COVID-19 wydaje się sprzyjać rozwojowi długotrwałych zaburzeń żołądkowo-jelitowych, w tym zespołowi jelita drażliwego – sugerują wyniki badań opublikowane w czasopiśmie „Gut”. Badania przeprowadzili naukowcy z Uniwersytetu Bolońskiego i Polikliniki św. Urszuli w Bolonii.
– Zebrane przez nas dane pokazują, że osoby, które zaraziły się COVID-19, doświadczają objawów żołądkowo-jelitowych częściej niż osoby, które nie zostały nim dotknięte – wyjaśnił Giovanni Barbara, profesor zwyczajny na Wydziale Nauk Medycznych i Chirurgicznych Uniwersytetu w Bolonii i koordynator badania. – Biorąc pod uwagę ogromne rozprzestrzenianie się COVID-19 na całym świecie, powinniśmy zatem spodziewać się wzrostu liczby diagnoz związanych z zaburzeniami interakcji jelitowo-mózgowych – dodawał.
Wiadomo, że infekcje wirusowe mogą wpływać na układ pokarmowy, a zwłaszcza sprzyjać rozwojowi zespołu jelita drażliwego. Zespół ten ma zwykle charakter przewlekły i charakteryzuje się szeregiem zaburzeń jelitowych wpływających na okrężnicę, w tym zmienioną motoryką jelit, wzdęciami i skurczami brzucha. Do tej pory nie było jednak jasne, czy zakażenie koronawirusem również może prowadzić do takich konsekwencji.
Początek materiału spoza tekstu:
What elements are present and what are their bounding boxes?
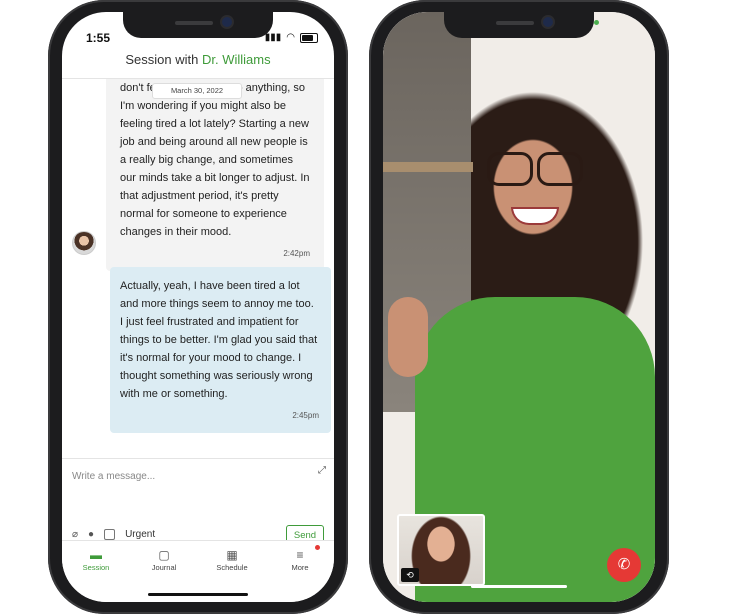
home-indicator (471, 585, 567, 588)
title-prefix: Session with (125, 52, 199, 67)
tab-label: Schedule (216, 563, 248, 572)
calendar-icon: ▦ (226, 548, 238, 562)
attachment-icon[interactable]: ⌀ (72, 529, 78, 540)
notch (444, 12, 594, 38)
person-hand (388, 297, 428, 377)
menu-icon: ≡ (296, 548, 304, 562)
status-icons: ▮▮▮ ◠ (265, 32, 318, 43)
tab-label: Journal (151, 563, 177, 572)
chat-thread[interactable]: don't feel motivated to do anything, so … (62, 79, 334, 457)
date-chip: March 30, 2022 (152, 83, 242, 99)
battery-icon (300, 32, 318, 43)
tab-session[interactable]: ▬ Session (62, 541, 130, 602)
compose-area: Write a message... ⤢ ⌀ ● Urgent Send (62, 458, 334, 551)
video-call-screen: ⟲ ✆ (383, 12, 655, 602)
message-time: 2:45pm (292, 411, 319, 420)
message-text: Actually, yeah, I have been tired a lot … (120, 280, 318, 400)
notification-dot (315, 545, 320, 550)
expand-icon[interactable]: ⤢ (318, 465, 326, 476)
end-call-button[interactable]: ✆ (607, 548, 641, 582)
doctor-name: Dr. Williams (202, 52, 271, 67)
microphone-icon[interactable]: ● (88, 529, 94, 540)
background-shelf (383, 162, 473, 172)
message-input[interactable]: Write a message... (72, 471, 155, 482)
person-glasses (487, 152, 583, 186)
self-view-video[interactable]: ⟲ (397, 514, 485, 586)
page-title: Session with Dr. Williams (62, 52, 334, 78)
status-time: 1:55 (86, 31, 111, 45)
tab-more[interactable]: ≡ More (266, 541, 334, 602)
message-text: don't feel motivated to do anything, so … (120, 82, 310, 238)
signal-icon: ▮▮▮ (264, 32, 282, 43)
camera-active-indicator (594, 20, 599, 25)
messaging-screen: 1:55 ▮▮▮ ◠ Session with Dr. Williams don… (62, 12, 334, 602)
video-call-phone: ⟲ ✆ (369, 0, 669, 614)
switch-camera-icon[interactable]: ⟲ (401, 568, 419, 582)
home-indicator (148, 593, 248, 596)
urgent-checkbox[interactable] (104, 529, 116, 540)
therapist-message: don't feel motivated to do anything, so … (106, 79, 324, 271)
urgent-label: Urgent (125, 529, 156, 540)
notch (123, 12, 273, 38)
client-message: Actually, yeah, I have been tired a lot … (110, 267, 331, 433)
compose-tools: ⌀ ● Urgent (72, 529, 155, 540)
message-time: 2:42pm (283, 249, 310, 258)
messaging-phone: 1:55 ▮▮▮ ◠ Session with Dr. Williams don… (48, 0, 348, 614)
person-smile (511, 207, 559, 225)
avatar (72, 231, 96, 255)
tab-label: Session (82, 563, 110, 572)
journal-icon: ▢ (158, 548, 170, 562)
tab-label: More (291, 563, 309, 572)
wifi-icon: ◠ (286, 32, 295, 43)
chat-icon: ▬ (90, 548, 102, 562)
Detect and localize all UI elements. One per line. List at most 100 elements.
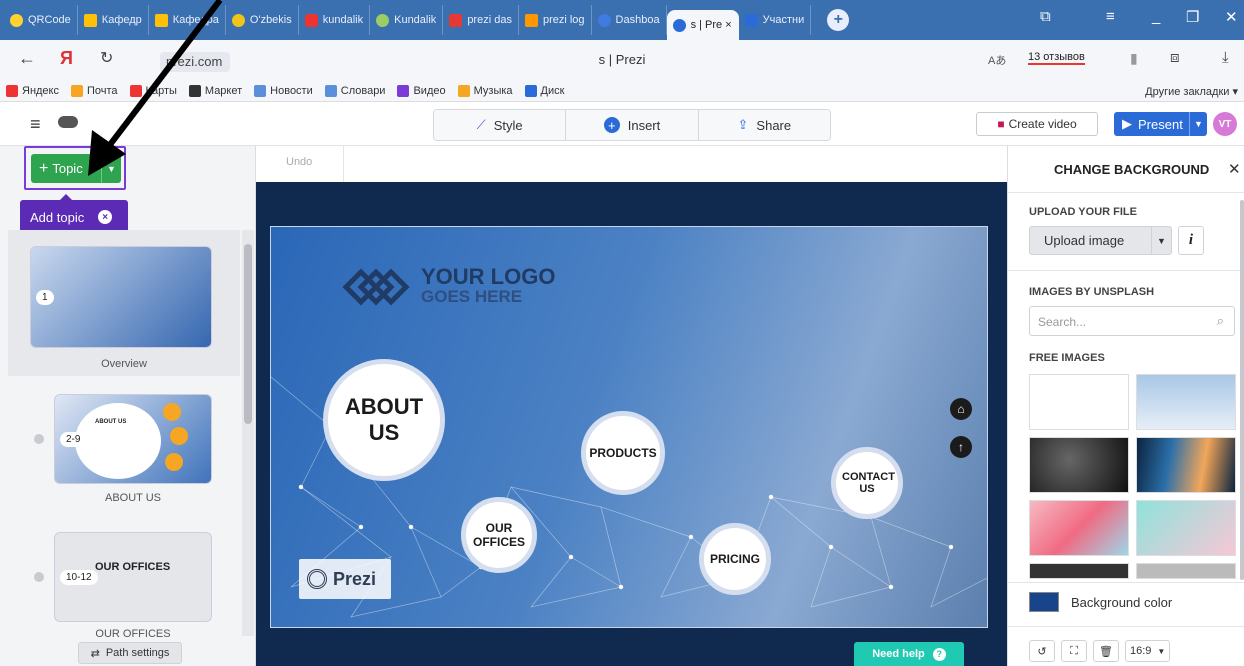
unsplash-search-input[interactable]: Search... ⌕	[1029, 306, 1235, 336]
topic-circle-contact-us[interactable]: CONTACT US	[831, 447, 903, 519]
free-image-partial-1[interactable]	[1029, 563, 1129, 579]
user-avatar[interactable]: VT	[1213, 112, 1237, 136]
minimize-icon[interactable]: _	[1152, 8, 1160, 25]
tab-label: prezi log	[542, 14, 585, 26]
yandex-icon	[6, 84, 18, 97]
reset-icon[interactable]: ↺	[1029, 640, 1055, 662]
free-image-light-streaks[interactable]	[1136, 437, 1236, 493]
share-button[interactable]: ⇪ Share	[698, 110, 830, 140]
bookmark-dictionaries[interactable]: Словари	[324, 84, 385, 97]
bookmark-label: Диск	[540, 84, 565, 97]
topics-scrollbar[interactable]	[242, 230, 254, 636]
style-button[interactable]: ⟋ Style	[434, 110, 567, 140]
cloud-save-icon[interactable]	[58, 116, 78, 128]
tab-prezi-active[interactable]: s | Pre ×	[666, 10, 739, 40]
close-panel-icon[interactable]: ✕	[1228, 160, 1241, 178]
overview-item[interactable]: 1 Overview	[8, 230, 240, 376]
aspect-ratio-select[interactable]: 16:9 ▼	[1125, 640, 1171, 662]
question-icon: ?	[932, 647, 946, 661]
hamburger-menu-icon[interactable]: ≡	[30, 114, 41, 135]
overview-number: 1	[36, 290, 54, 305]
bookmark-disk[interactable]: Диск	[524, 84, 565, 97]
yandex-icon[interactable]: Я	[60, 48, 73, 69]
upload-image-button[interactable]: Upload image ▼	[1029, 226, 1172, 255]
products-text: PRODUCTS	[589, 446, 657, 460]
zoom-out-arrow-icon[interactable]: ↑	[950, 436, 972, 458]
add-topic-button[interactable]: + Topic ▼	[31, 154, 121, 183]
tab-ozbekiston[interactable]: O'zbekis	[226, 5, 299, 35]
bookmark-market[interactable]: Маркет	[188, 84, 242, 97]
bookmark-mail[interactable]: Почта	[71, 84, 118, 97]
free-image-white[interactable]	[1029, 374, 1129, 430]
free-image-sky[interactable]	[1136, 374, 1236, 430]
undo-button[interactable]: Undo	[256, 146, 344, 182]
tab-prezi-dashboard[interactable]: prezi das	[443, 5, 519, 35]
free-image-teal[interactable]	[1136, 500, 1236, 556]
menu-icon[interactable]: ≡	[1106, 8, 1115, 25]
tab-label: s | Pre ×	[690, 19, 732, 31]
color-swatch[interactable]	[1029, 592, 1059, 612]
path-settings-button[interactable]: ⇄ Path settings	[78, 642, 182, 664]
scrollbar-thumb[interactable]	[244, 244, 252, 424]
other-bookmarks[interactable]: Другие закладки ▾	[1145, 85, 1238, 98]
tab-kundalik-youtube[interactable]: kundalik	[299, 5, 371, 35]
free-image-partial-2[interactable]	[1136, 563, 1236, 579]
present-label: Present	[1138, 116, 1183, 132]
overview-thumbnail	[30, 246, 212, 348]
trash-icon[interactable]: 🗑	[1093, 640, 1119, 662]
bookmark-icon[interactable]: ▮	[1130, 50, 1138, 67]
free-image-pink-shapes[interactable]	[1029, 500, 1129, 556]
music-icon	[457, 84, 470, 97]
bookmark-label: Почта	[87, 84, 118, 97]
insert-label: Insert	[627, 117, 661, 133]
tab-kafedra-1[interactable]: Кафедр	[78, 5, 149, 35]
tab-prezi-logo[interactable]: prezi log	[519, 5, 592, 35]
bookmark-news[interactable]: Новости	[254, 84, 313, 97]
download-icon[interactable]: ⤓	[1222, 49, 1229, 66]
bookmark-yandex[interactable]: Яндекс	[6, 84, 59, 97]
topic-circle-our-offices[interactable]: OUR OFFICES	[461, 497, 537, 573]
bookmark-maps[interactable]: Карты	[129, 84, 177, 97]
background-color-control[interactable]: Background color	[1029, 592, 1172, 612]
translate-icon[interactable]: Aあ	[988, 52, 1006, 68]
back-arrow-icon[interactable]: ←	[18, 48, 36, 69]
reload-icon[interactable]: ↻	[100, 48, 113, 68]
need-help-button[interactable]: Need help?	[854, 642, 964, 666]
tab-qrcode[interactable]: QRCode	[4, 5, 78, 35]
play-icon: ▶	[1122, 116, 1132, 131]
reviews-badge[interactable]: 13 отзывов	[1028, 51, 1085, 65]
url-field[interactable]: prezi.com	[160, 52, 230, 72]
thumb-title: ABOUT US	[95, 419, 127, 425]
panel-scrollbar[interactable]	[1240, 200, 1244, 580]
close-tooltip-icon[interactable]: ×	[98, 210, 113, 224]
topic-number: 10-12	[60, 570, 98, 585]
tab-kafedra-2[interactable]: Кафедра	[149, 5, 226, 35]
free-image-dark[interactable]	[1029, 437, 1129, 493]
info-icon[interactable]: i	[1178, 226, 1204, 255]
insert-button[interactable]: + Insert	[566, 110, 699, 140]
free-images-label: FREE IMAGES	[1029, 352, 1105, 364]
restore-icon[interactable]: ❐	[1186, 8, 1199, 26]
topic-circle-pricing[interactable]: PRICING	[699, 523, 771, 595]
tab-search-icon[interactable]: ⧉	[1040, 8, 1051, 25]
tab-kundalik[interactable]: Kundalik	[370, 5, 444, 35]
topic-circle-products[interactable]: PRODUCTS	[581, 411, 665, 495]
present-button[interactable]: ▶ Present ▼	[1114, 112, 1207, 136]
collections-icon[interactable]: ⧈	[1170, 49, 1180, 66]
bookmark-video[interactable]: Видео	[397, 84, 446, 97]
tab-favicon	[10, 13, 23, 27]
tab-dashboard[interactable]: Dashboa	[592, 5, 667, 35]
topic-circle-about-us[interactable]: ABOUT US	[323, 359, 445, 481]
present-dropdown-icon[interactable]: ▼	[1189, 112, 1207, 136]
fullscreen-icon[interactable]: ⛶	[1061, 640, 1087, 662]
upload-dropdown-icon[interactable]: ▼	[1151, 227, 1171, 254]
create-video-button[interactable]: ■ Create video	[976, 112, 1098, 136]
divider	[1008, 626, 1244, 627]
bookmark-music[interactable]: Музыка	[457, 84, 513, 97]
presentation-slide[interactable]: YOUR LOGO GOES HERE ABOUT US PRODUCTS CON…	[270, 226, 988, 628]
topic-dropdown-icon[interactable]: ▼	[101, 154, 121, 183]
tab-participants[interactable]: Участни	[739, 5, 812, 35]
home-icon[interactable]: ⌂	[950, 398, 972, 420]
close-window-icon[interactable]: ✕	[1225, 8, 1238, 26]
new-tab-plus-icon[interactable]: +	[827, 9, 850, 31]
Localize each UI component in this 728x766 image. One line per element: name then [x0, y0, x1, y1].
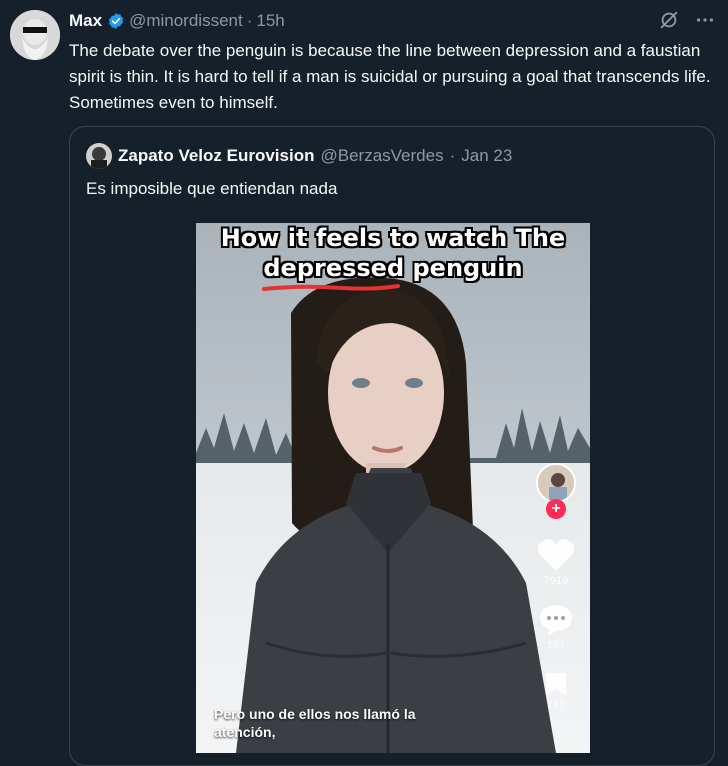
quoted-author-name: Zapato Veloz Eurovision	[118, 146, 315, 165]
author-name[interactable]: Max	[69, 11, 102, 31]
quoted-separator-dot: ·	[449, 146, 456, 165]
share-count: 717	[546, 699, 566, 711]
share-icon[interactable]	[542, 669, 570, 697]
video-overlay-title: How it feels to watch The depressed peng…	[196, 223, 590, 283]
quoted-tweet-card[interactable]: Zapato Veloz Eurovision @BerzasVerdes · …	[69, 126, 715, 766]
more-icon[interactable]	[694, 9, 716, 31]
comment-count: 137	[546, 639, 566, 651]
quoted-tweet-timestamp: Jan 23	[461, 146, 513, 165]
grok-icon[interactable]	[658, 9, 680, 31]
quoted-tweet-text: Es imposible que entiendan nada	[86, 179, 338, 198]
tiktok-side-controls: + 7919 137 717	[534, 463, 578, 753]
tweet-header: Max @minordissent · 15h	[69, 8, 285, 34]
like-count: 7919	[543, 575, 569, 587]
author-handle[interactable]: @minordissent	[129, 11, 243, 31]
tweet-timestamp[interactable]: 15h	[256, 11, 284, 31]
plus-icon[interactable]: +	[546, 499, 566, 519]
quoted-author-handle: @BerzasVerdes	[320, 146, 444, 165]
quoted-tweet-header: Zapato Veloz Eurovision @BerzasVerdes · …	[86, 143, 512, 169]
video-person	[236, 277, 556, 753]
video-caption: Pero uno de ellos nos llamó la atención,	[214, 706, 416, 740]
comment-bubble-icon[interactable]	[538, 603, 574, 637]
overlay-title-line-1: How it feels to watch The	[220, 224, 566, 252]
verified-badge-icon	[107, 12, 125, 30]
tweet-actions	[658, 9, 716, 31]
overlay-title-line-2: depressed penguin	[263, 254, 523, 282]
creator-avatar[interactable]	[536, 463, 576, 503]
quoted-tweet-video[interactable]: How it feels to watch The depressed peng…	[196, 223, 590, 753]
quoted-author-avatar	[86, 143, 112, 169]
author-avatar[interactable]	[10, 10, 60, 60]
separator-dot: ·	[246, 11, 253, 30]
red-scribble-underline	[262, 284, 400, 291]
tweet-text: The debate over the penguin is because t…	[69, 41, 711, 112]
heart-icon[interactable]	[536, 537, 576, 573]
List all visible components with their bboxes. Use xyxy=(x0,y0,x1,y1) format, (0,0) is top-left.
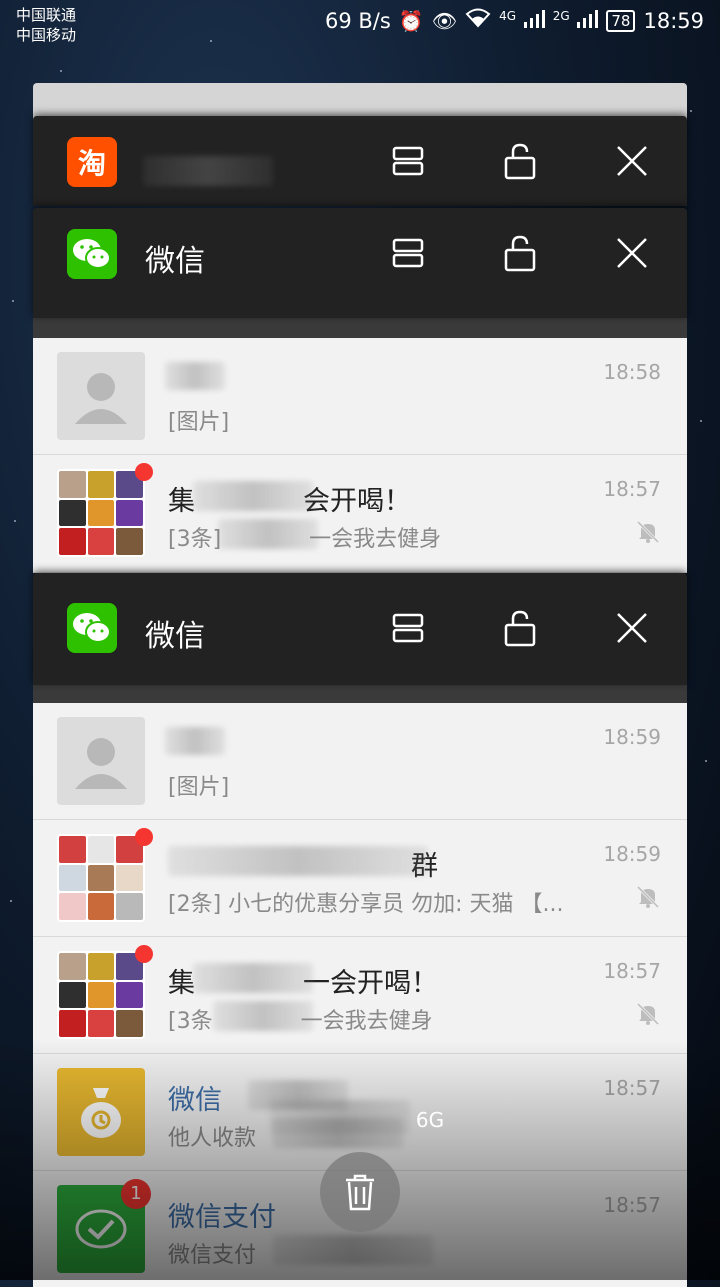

CZĘSTOTLIWOŚĆ WYSTĘPOWANIA OBJAWÓW
Następnie naukowcy przeprowadzili prospektywne badanie w celu oceny częstości występowania objawów żołądkowo-jelitowych i zaburzeń interakcji jelitowo-mózgowych u pacjentów hospitalizowanych z powodu zakażenia wirusem SARS-CoV-2. W badaniu wzięło udział 2183 pacjentów hospitalizowanych w 36 ośrodkach w 14 krajach: Włoszech, Bangladeszu, Egipcie, Izraelu, Indiach, Macedonii, Malezji, Rumunii, Federacji Rosyjskiej, Serbii, Hiszpanii, Szwecji, Turcji i na Cyprze. Pacjenci, którzy zachorowali na COVID-19, byli oceniani przy przyjęciu do szpitala, a następnie obserwowano ich przez kolejne 12 miesięcy, porównując z osobami niezarażonymi koronawirusem.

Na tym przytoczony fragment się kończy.